Most of us have probably never been caught out on a lake in the middle of a storm. For, if we were on the lake and a storm came up, round here, shore is always within sight and landfall is readily made. We might get caught in the rain or in the wind. We might feel anxious and vulnerable, but the truth of the matter is that we are not at the mercy of the wind and the waves, riding out a storm, and wondering if we are going to make it. Because, sailors say, the nearest land is always straight down when you are in the middle of a large lake or an ocean.
Most of the storms of life that we get caught up in are the storms of another sort. And to us, those are just as threatening as the waves crashing against the boat on the open sea. Our tempests might be of acrimony with others, or the heartache of going through a divorce, or dealing with a child who is caught up in legal problems, or our own medical problems. Those are also storms in life that are frightening enough. And we can get caught up in them, and enmeshed in them and they leave us feeling just as vulnerable as those disciples, tossed to and fro on the storm of the Galilean Lake.

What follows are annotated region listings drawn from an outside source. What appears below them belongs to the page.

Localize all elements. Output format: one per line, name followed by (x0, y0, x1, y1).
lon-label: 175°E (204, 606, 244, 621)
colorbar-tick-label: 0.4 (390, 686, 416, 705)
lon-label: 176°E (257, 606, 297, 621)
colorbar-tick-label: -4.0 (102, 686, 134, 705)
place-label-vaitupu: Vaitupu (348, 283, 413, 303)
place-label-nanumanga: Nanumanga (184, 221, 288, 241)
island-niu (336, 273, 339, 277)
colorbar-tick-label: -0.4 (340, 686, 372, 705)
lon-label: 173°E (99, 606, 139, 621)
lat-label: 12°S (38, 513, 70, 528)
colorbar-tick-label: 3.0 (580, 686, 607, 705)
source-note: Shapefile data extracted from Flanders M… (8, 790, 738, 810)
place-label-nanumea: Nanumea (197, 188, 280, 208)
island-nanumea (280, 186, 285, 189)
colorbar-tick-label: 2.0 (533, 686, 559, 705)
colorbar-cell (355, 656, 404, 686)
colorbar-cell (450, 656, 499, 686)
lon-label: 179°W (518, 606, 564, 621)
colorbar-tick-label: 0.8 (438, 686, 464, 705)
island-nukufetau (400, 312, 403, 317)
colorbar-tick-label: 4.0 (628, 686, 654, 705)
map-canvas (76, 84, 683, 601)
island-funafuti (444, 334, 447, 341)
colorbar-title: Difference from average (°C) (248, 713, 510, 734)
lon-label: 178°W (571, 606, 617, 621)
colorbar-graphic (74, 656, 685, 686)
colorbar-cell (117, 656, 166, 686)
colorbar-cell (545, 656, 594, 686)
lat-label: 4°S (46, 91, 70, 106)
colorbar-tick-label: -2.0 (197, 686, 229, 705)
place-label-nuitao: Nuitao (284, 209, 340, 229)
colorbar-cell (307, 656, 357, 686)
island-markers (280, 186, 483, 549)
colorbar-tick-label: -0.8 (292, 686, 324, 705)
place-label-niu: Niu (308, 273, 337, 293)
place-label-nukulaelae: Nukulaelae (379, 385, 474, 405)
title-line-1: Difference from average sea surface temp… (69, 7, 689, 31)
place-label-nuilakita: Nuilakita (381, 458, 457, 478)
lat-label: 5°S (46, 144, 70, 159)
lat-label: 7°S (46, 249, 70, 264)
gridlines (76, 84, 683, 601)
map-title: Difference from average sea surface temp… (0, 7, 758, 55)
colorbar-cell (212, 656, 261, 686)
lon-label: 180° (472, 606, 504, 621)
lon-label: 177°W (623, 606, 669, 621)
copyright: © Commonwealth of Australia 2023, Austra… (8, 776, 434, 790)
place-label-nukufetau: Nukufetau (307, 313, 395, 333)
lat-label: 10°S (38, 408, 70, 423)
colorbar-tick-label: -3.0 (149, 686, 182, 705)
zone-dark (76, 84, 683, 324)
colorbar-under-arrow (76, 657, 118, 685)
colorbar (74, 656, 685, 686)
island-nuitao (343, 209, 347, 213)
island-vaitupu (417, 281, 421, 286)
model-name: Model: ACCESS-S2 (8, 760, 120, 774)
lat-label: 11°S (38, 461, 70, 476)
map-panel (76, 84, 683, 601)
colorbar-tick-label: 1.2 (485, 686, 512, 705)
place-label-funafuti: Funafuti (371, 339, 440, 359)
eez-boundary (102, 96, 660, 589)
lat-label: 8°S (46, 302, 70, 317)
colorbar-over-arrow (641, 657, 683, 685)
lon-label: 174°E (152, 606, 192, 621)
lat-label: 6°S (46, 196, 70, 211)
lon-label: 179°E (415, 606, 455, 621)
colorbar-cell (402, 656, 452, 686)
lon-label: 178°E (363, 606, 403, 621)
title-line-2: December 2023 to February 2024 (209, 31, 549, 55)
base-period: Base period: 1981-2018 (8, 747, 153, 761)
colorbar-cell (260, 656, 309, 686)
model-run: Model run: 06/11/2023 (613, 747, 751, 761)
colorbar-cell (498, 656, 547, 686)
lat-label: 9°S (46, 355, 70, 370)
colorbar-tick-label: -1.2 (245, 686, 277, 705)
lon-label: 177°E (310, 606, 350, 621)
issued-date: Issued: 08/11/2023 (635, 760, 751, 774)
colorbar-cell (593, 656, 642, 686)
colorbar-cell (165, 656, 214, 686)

The church is not immune from those storms either. We remember some of them from the immediate past: for in our lifetimes we have witnessed the issues of the present time, the consecration of Gene Robinson as bishop of New Hampshire, the ordination of women, the change of the prayerbook, I suppose for some the change of the hymnal also. But in eras past, other controversies abounded also: should women vote, or should they not? Did the Bible endorse slavery, or did it not? Was it the divine will to punish those upstart colonies, or was it divine will to establish these United States? Throughout history, the church has been in the midst of controversy as it struggles with its mission to proclaim the Gospel of Jesus Christ. And, if it were not in the midst of controversy, it probably would not be faithful to the calling and mission of the Gospel.